This is it. This is the day you've heard about your entire life. For years you had heard about this mystical place called college.How it's this crazy experience of finally being able to live away from home and try your hand at adulting (maybe experience some wild parties). For some of you, it's a place that will be out of state, for some it will be less than an hour from home. But today is the day, the day you move into that small room you more than likely have to share with a total stranger. I'm sure there are a million things racing through your mind. You might be anxious, nervous, excited or a combination of all of these things. Fearing that your roommate will be crazy or that you won't be able to find any of your classes. Wondering how you're going to manage to live by yourself, away from the people you've spent your entire lives with.
But I want you to stop right there. Take a deep breath and take all of this in.
These next four years will be some of the most momentous and shaping years for you as a person. You will have so many experiences that are going to change your life and teach you so many valuable lessons. Take in all of it. I know that you may be scared, and you're trying your best not to let anyone see it. But, I'll let you in on a little secret, everyone is. Everyone moving in with you right now is scared, facing the fear of something new. Say Hi to that girl down your dorm hallway. She's going to probably smile right back. Invite your roommate to go to dinner with you and some girl from your floor. Be open to learning and meeting new people.

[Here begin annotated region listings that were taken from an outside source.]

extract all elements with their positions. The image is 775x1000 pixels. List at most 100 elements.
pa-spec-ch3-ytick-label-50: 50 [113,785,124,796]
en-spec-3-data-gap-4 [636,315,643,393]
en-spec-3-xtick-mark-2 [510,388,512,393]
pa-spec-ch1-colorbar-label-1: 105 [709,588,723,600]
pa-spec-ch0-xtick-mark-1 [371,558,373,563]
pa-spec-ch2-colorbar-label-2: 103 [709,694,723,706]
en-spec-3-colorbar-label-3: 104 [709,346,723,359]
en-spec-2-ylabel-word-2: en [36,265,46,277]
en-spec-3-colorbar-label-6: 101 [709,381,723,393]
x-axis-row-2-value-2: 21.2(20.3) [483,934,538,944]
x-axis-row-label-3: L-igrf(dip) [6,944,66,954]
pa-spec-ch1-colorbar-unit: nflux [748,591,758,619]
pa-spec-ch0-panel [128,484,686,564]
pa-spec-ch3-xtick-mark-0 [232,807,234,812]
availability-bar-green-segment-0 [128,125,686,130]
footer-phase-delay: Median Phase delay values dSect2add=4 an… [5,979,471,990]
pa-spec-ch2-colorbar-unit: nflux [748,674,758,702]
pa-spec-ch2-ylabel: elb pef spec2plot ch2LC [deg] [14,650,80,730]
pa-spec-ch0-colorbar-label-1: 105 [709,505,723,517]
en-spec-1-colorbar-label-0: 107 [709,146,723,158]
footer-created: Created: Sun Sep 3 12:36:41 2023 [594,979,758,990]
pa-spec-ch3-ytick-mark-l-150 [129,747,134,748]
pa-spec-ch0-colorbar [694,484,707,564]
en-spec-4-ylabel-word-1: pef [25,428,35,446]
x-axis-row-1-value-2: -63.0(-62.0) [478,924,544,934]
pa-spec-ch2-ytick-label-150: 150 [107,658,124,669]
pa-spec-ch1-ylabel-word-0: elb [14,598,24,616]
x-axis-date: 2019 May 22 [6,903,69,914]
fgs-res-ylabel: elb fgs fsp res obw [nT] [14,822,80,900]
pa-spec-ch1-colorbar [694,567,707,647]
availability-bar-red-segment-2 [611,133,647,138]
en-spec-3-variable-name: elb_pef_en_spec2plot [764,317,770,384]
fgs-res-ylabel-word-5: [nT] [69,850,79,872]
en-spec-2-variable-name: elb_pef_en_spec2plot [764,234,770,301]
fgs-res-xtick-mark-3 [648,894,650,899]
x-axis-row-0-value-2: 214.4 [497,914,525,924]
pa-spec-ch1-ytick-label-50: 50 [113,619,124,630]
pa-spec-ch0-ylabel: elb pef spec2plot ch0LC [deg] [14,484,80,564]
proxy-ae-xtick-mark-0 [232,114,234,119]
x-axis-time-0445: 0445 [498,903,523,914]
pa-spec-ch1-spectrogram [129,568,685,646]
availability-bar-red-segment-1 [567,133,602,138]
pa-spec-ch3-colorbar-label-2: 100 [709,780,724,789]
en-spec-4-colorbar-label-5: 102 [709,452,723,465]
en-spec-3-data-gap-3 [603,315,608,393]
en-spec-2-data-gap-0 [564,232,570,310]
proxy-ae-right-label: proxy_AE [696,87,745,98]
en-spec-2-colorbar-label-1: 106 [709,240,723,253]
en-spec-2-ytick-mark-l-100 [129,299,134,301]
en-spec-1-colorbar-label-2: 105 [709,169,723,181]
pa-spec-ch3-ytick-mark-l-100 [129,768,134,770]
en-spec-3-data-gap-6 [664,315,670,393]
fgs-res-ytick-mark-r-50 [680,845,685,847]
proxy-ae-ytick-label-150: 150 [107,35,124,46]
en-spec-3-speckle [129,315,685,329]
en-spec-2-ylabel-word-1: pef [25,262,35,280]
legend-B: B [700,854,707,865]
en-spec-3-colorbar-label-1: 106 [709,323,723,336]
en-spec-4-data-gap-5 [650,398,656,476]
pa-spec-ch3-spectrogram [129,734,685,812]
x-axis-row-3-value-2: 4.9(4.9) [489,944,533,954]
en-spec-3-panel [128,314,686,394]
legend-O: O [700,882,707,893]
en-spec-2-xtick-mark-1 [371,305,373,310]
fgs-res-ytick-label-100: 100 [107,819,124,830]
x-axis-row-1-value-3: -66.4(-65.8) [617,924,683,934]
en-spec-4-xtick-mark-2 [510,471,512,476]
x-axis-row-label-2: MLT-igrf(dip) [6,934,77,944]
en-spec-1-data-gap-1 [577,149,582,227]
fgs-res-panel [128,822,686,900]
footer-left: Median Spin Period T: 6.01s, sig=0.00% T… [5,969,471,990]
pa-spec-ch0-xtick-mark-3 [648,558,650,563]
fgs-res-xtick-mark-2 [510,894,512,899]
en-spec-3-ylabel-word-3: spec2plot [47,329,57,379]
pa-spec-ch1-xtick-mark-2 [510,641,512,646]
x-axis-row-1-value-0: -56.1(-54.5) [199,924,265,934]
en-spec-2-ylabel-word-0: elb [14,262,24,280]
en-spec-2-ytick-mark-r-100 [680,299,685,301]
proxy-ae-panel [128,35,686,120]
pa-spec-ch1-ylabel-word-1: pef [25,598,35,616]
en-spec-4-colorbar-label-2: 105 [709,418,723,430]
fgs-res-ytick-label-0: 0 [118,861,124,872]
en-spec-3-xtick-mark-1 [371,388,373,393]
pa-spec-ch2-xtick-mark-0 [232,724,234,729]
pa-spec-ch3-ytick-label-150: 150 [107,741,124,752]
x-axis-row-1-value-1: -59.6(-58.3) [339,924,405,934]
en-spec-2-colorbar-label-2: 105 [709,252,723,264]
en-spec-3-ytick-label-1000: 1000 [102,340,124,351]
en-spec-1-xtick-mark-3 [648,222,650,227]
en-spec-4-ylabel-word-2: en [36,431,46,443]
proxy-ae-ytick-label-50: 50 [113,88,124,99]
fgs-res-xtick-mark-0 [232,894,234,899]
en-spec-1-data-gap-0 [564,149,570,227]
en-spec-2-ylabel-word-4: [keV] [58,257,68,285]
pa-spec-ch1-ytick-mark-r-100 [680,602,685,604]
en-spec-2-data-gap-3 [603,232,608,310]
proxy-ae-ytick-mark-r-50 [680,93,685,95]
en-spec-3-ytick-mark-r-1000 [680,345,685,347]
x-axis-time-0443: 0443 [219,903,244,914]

Go to your orientation activities. I know it sounds like a boat of lame, but orientation is one of the best memories. It's a time when you get to see all of the buildings on campus to learn where your classes are and get a bunch of free stuff. It's worth it. Plus, staying in your dorm room all day watching Netflix isn't going to make you very many friends. You're going to meet so many amazing people here. People that will one day be your bridesmaids, your best friends, your Greek brothers, and sisters. These friendships you make here will be the friends you still have when you're 40.
Try new things. Try Greek Life. Try the paintball club. Work on campus jobs. Keep putting yourself out there and try. I cannot express to you how important it is to get involved. You're going to be so surprised at all the opportunities that come along with these new experiences you're about to embark on.
Go to parties, have fun. You're only in college once, and these are the four years where you still have the training wheels on the adulting bicycle. Just always remember that your freshman year grades are important. Put in work to keep those grades high and cut loose on the weekend. Find a healthy balance of both with friends that will always have your back; a group that also knows this balance.
Let Mom or Dad set up your room for you. I know you're annoyed, and you feel embarrassed because they seem to keep talking your roommate's ear off, but be gentle with them. They are leaving their baby, who's no longer a baby at college. Let them hug you and tell you how proud they are. You have to remember they are the ones who saw you take your very first steps and speak your very first words. And now, they are seeing you walk into the first part of your life without them. They love you.
Lastly, this time will go by in the blink of an eye. Before you know it you're going to be walking across the stage in a graduation gown. Looking out into the crowd of once unfamiliar faces; now full of your friend's, sisters and brothers smiling faces. They're cheering you on as you walk and finally have that Bachelors Degree in hand. You're going to make you way back to your seat, staring at that font of your school's name, and tears are going to come. I promise. It will hit you that there will be no more midnight runs to McDonalds with your roommates, there will be no more walking to class, there will be no more of just walking down the hallway to hang out with your best friend, it's over. Just in the blink of an eye. So, my advice to you, you bright-eyed freshman; As you give your mom one last hug before you venture on your own... please don't waste these four years. Make the most amazing memories. Do not settle for mediocrity. Push yourself to new limits and most of all don't blink. It will be over before you know it.
I wish you the best kid,
A senior in College
P.S. Everyone is right about the lanyard thing. Just don't do it.